Fire weather risk differs across rain forest—savanna boundaries in the humid tropics of north-eastern Australia



Alternative stable state theory has been applied to understanding the control by landscape fire activity of pyrophobic tropical rain forest and pyrophytic eucalypt savanna boundaries, which are often separated by tall eucalypt forests. We evaluate the microclimate of three vegetation types across an elevational gradient and their relative fire risk as measured by McArthur's Forest Fire Danger Index (FFDI). Microclimatic data were collected from rain forest, tall eucalypt forest and savanna sites on eight vegetation boundaries throughout the humid tropics in north Queensland over a 3-year period and were compared with data from a nearby meteorological station.
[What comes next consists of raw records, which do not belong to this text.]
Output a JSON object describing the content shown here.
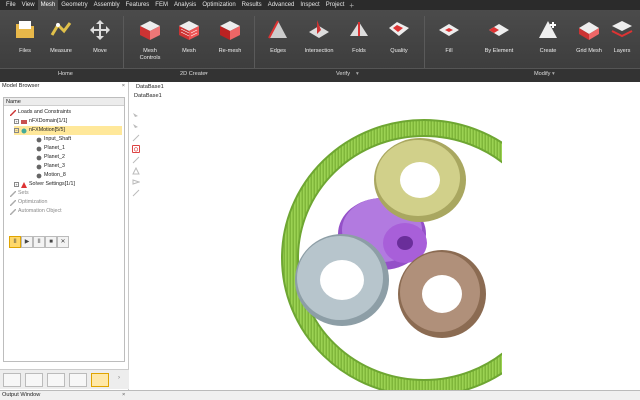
{
  "menu": [
    "File",
    "View",
    "Mesh",
    "Geometry",
    "Assembly",
    "Features",
    "FEM",
    "Analysis",
    "Optimization",
    "Results",
    "Advanced",
    "Inspect",
    "Project"
  ],
  "menu_active": "Mesh",
  "menu_plus": "+",
  "ribbon": {
    "files": "Files",
    "measure": "Measure",
    "move": "Move",
    "mesh_controls": "Mesh\nControls",
    "mesh": "Mesh",
    "remesh": "Re-mesh",
    "edges": "Edges",
    "intersection": "Intersection",
    "folds": "Folds",
    "quality": "Quality",
    "fill": "Fill",
    "by_element": "By Element",
    "create": "Create",
    "grid_mesh": "Grid Mesh",
    "layers": "Layers"
  },
  "groups": {
    "home": "Home",
    "create_2d": "2D Create",
    "verify": "Verify",
    "modify": "Modify"
  },
  "sidebar": {
    "title": "Model Browser",
    "close": "×",
    "column": "Name",
    "items": [
      {
        "label": "Loads and Constraints"
      },
      {
        "label": "nFXDomain[1/1]"
      },
      {
        "label": "nFXMotion[5/5]"
      },
      {
        "label": "Input_Shaft"
      },
      {
        "label": "Planet_1"
      },
      {
        "label": "Planet_2"
      },
      {
        "label": "Planet_3"
      },
      {
        "label": "Motion_8"
      },
      {
        "label": "Solver Settings[1/1]"
      },
      {
        "label": "Sets"
      },
      {
        "label": "Optimization"
      },
      {
        "label": "Automation Object"
      }
    ]
  },
  "playback": {
    "pause": "II",
    "play": "▶",
    "pause2": "II",
    "stop": "■",
    "close": "✕"
  },
  "output": {
    "title": "Output Window",
    "close": "×"
  },
  "viewport": {
    "tab1": "DataBase1",
    "tab2": "DataBase1"
  },
  "colors": {
    "ring": "#8cc63f",
    "sun": "#9b59d0",
    "planet_yellow": "#c8c77a",
    "planet_grey": "#a7b6bd",
    "planet_brown": "#a58468",
    "accent": "#ffd86a"
  }
}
There was a clear annual pattern in daily FFDI with highest values in the austral winter dry season and lowest values in the austral summer wet season. There was a strong association of the meteorological station FFDI values with those from the three vegetation types, albeit they were substantially lower. The rank order of FFDI values among the vegetation types decreased from savanna, tall eucalypt forest, then rain forest, a pattern that was consistent across each transect. Only very rarely would rain forest be flammable, despite being adjacent to highly flammable savannas. These results demonstrate the very strong effect of vegetation type on microclimate and fire risk, compared with the weak effect of elevation, consistent with a fire–vegetation feedback. This study is the first demonstration of how vegetation type influences microclimate and fire risk across a topographically complex tropical forest–savanna gradient.